Blue Sofa Celebrates Its Premiere in Luxembourg

Bertelsmann’s “Blue Sofa” literature format made its debut in Luxembourg. The premiere featured Jenny Erpenbeck, Daniel Wisser, and Samuel Hamen, three award-winning authors from Luxembourg, Austria and Germany. They treated the more than 120 guests in the auditorium of the Bibliothèque nationale du Luxembourg to an entertaining evening of literature.

Bertelsmann’s well-known literature format “The Blue Sofa” visited Luxembourg yesterday for the first time ever. Jenny Erpenbeck, Daniel Wisser and Samuel Hamen, three award-winning authors from Luxembourg, Austria and Germany, made the journey to the Bibliothèque nationale du Luxembourg for the occasion. The literary evening was hosted by Susanne Biedenkopf (ZDF), Michael Sahr (ZDF) and the Luxembourger literary critic Jérôme Jaminet (RTL). Among the more than 120 guests were two ministers from Luxembourg, the German ambassador and his wife, the Austrian ambassador, and several representatives of RTL Group’s top management. 

“Bertelsmann and Luxembourg share a long, trusting partnership,” said Karin Schlautmann, Head of Bertelsmann Corporate Communications, in her welcoming remarks. “This is the headquarters of our largest division, RTL Group, and this is where RTL creates television, radio, and digital offerings for Luxembourg - with a public-service programming mandate.” The Grand Duchy is also home to Bertelsmann’s international services company Majorel, he said. Incidentally, the Bibliothèque nationale du Luxembourg is based on Kirchberg in Luxembourg, just like RTL Group. Karin Schlautmann was pleased to announce to the sell-out audience in the auditorium of the National Library an entertaining literary evening in which “connections between various book worlds, language regions, and genres” would be established. For despite all the differences in style and genre, one trait the three featured authors shared was that they were able to keep the audience spellbound with excerpts from their works, as well as in conversation with the moderators. 

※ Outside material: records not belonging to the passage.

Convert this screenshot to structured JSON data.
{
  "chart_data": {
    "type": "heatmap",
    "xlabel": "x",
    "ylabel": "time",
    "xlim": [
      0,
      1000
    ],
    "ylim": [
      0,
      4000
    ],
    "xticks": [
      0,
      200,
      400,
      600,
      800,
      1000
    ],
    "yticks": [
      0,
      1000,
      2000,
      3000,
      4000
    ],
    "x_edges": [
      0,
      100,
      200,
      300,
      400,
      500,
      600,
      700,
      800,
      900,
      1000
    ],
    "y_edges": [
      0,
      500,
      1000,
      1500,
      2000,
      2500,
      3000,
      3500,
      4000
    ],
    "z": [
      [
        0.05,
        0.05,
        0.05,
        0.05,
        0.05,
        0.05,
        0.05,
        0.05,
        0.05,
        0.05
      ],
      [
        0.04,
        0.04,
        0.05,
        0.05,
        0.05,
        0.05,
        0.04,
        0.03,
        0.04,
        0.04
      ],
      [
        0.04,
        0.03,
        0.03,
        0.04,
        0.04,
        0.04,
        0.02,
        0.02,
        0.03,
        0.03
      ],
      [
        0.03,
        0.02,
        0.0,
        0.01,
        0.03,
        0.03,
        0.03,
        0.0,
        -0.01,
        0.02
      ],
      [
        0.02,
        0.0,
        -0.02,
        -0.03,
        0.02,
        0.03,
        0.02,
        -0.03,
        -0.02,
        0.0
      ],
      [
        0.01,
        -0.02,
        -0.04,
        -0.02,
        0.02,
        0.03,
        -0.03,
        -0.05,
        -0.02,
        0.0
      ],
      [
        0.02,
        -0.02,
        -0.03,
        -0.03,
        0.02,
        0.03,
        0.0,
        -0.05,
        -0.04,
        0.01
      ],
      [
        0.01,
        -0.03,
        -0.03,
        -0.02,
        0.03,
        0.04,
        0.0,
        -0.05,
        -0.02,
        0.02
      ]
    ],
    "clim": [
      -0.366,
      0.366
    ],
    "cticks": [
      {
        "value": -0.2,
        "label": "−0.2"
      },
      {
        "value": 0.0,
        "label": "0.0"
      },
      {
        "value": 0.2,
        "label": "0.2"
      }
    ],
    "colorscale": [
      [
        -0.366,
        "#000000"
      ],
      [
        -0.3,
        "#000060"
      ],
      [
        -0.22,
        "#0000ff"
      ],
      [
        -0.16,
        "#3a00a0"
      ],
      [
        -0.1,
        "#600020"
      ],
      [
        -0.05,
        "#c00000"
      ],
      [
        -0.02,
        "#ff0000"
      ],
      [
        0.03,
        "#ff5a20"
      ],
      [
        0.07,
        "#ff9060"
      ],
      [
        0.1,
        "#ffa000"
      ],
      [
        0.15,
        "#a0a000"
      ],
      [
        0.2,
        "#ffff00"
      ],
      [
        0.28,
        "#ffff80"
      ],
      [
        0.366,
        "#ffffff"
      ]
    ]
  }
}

Jenny Erpenbeck, who according to Zurich’s Neue Zürcher Zeitung is “one of the most powerful voices in contemporary German-language literature,”  tells the story of an odd couple in the borderland between love and lies, happiness and violence, hatred and hope, against the backdrop of the declining GDR and the upheaval after 1989 in her novel “Kairos” (Penguin Verlag). The stories of the Austrian author Daniel Wisser in “Die erfundene Frau” (Btb) are about lust and frustration in love, of which sometimes nothing more remains than a dead dog in a Louis Vuitton bag. With wit and great empathy, he describes how, in their attempts not to be a failure, his characters keep failing time and again. Meanwhile, in his book, published just a few days ago by Matthes & Seitz Berlin, Luxembourg author Samuel HamenIn portrays a creature not found in his homeland: jellyfish, the amazing “lungs of the seas.” For him, they are the most enigmatic and at the same time beguiling creatures of the animal kingdom. The author Julia Holbe, who was originally to complete the literary foursome that evening, unfortunately had to cancel her participation at short notice for personal reasons.

In more than two decades, the Blue Sofa organized by Bertelsmann, ZDF, Deutschlandradio Kultur and 3sat has become one of the most successful literary formats in the German-speaking world. More than 3,100 authors have taken a seat on the “authors’ steppingstone to fame” (“Der Spiegel”) and presented their books since the first Frankfurt Book Fair in 2000. For years, Bertelsmann has been involved in cultural activities in a variety of ways, both nationally and internationally. Its “Culture@Bertelsmann” activities include exhibitions, readings and concerts, “Das Blaue Sofa,” as well as its commitment to preserving Europe’s cultural heritage, as in the case of the Ricordi Archive in Milan, which houses original documents from 200 years of Italian opera history. As a company with a long cinematic history of its own, Bertelsmann is also advocating for the restoration, digitization, and screening of significant silent films.